İş

Mahfi Efilmez: 12 Ay Sonra Enflasyonun Geleceği Ne Olacak?

2024-09-28

Türkiye ekonomisinde gidişat, seçimden sonraki dönemde önemli bir dönüm noktasına ulaşacak. Ekonomideki en kritik faktörlerden biri, piyasa katılımcılarının ve tüketicilerin enflasyona ilişkin beklentileridir. Rasyonel bekleyişlerin ekonomiyi nasıl şekillendirdiği üzerine yapılan analizler, özellikle enflasyon beklentilerinin gelecekteki fiyat oluşturma süreçlerinde ne derece etkili olduğunu göstermektedir.

Merkez Bankası, enflasyon beklentilerini izlemek için sürekli anketler düzenliyor. Bu ankette, piyasa katılımcılarının yanı sıra reel sektör temsilcileri ve hane halkı da yer alıyor. 2024 Eylül ayı sonuçlarına göre yapılan tahminlerde, piyasa katılımcıları enflasyonun %27,49'a düşeceğini öngörürken, reel sektör temsilcileri bu seviyenin yerinde kalacağına inanıyor. Hane halkının tahminleri ise daha karamsar: Onlar, Eylül 2025'te enflasyonun %71,56 bulacağını öngörüyor.

Bu durum, kamuoyu algısında enflasyon hedeflerinin ne kadar uzak göründüğüne dair bir gösterge sunuyor. Orta Vadeli Programda belirlenen %17,50'lik hedef, toplumun genelinde inanç eksikliği yaratmış durumda. Eğer reel sektör beklentileri gerçekleşirse, enflasyonla mücadelenin olumsuz sonuçlar doğurma ihtimali oldukça yüksek.

Özellikle reel sektör temsilcilerinin enflasyonu kontrol altına alacak mekanizmalar geliştirmemesi, fiyat artışlarının devam edebileceğini gösteriyor.

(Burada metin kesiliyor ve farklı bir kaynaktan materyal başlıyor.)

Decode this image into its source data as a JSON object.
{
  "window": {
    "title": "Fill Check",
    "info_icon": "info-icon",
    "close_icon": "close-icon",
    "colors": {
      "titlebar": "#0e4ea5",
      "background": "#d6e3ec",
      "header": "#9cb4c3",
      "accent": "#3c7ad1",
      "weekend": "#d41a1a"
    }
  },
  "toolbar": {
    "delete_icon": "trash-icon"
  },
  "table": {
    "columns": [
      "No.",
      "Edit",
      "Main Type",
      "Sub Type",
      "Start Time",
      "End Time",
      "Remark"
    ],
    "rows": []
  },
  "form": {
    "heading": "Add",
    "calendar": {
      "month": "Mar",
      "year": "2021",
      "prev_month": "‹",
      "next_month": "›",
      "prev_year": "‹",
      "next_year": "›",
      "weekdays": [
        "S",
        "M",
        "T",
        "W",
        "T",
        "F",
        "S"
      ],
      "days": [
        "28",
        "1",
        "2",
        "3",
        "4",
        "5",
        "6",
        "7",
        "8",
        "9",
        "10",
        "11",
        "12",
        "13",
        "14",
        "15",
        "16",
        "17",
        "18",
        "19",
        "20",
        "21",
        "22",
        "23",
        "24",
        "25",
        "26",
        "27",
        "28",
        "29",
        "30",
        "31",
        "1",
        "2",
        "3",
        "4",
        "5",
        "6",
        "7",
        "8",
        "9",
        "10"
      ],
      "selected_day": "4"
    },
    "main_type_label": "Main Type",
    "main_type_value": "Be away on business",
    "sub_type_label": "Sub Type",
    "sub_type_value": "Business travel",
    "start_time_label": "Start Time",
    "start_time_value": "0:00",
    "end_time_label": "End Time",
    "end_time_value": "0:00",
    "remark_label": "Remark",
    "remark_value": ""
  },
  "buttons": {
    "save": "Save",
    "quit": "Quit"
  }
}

Ekonomik belirsizliklerin arttığı bir ortamda, vatandaşların alım gücünün de düşmesi kaçınılmaz hale geliyor.

Sonuç olarak, enflasyonla mücadele kapsamında daha proaktif adımlar atılmadığı sürece, Türkiye’nin ekonomik iklimi olumsuz etkilenmeye devam edecek. Kassandra Laneti etkisi belki de bu noktada karşımıza çıkıyor; karar vericilerin gerçek verileri göz ardı etmesi ve halkın gerçekliğine duyarsız kalması büyük bir risk oluşturuyor. Tüketici güveninin yeniden inşa edilmesi ve piyasa dinamiklerinin güçlendirilmesi, ekonominin sürdürülebilirliğini sağlamak adına kritik öneme sahip.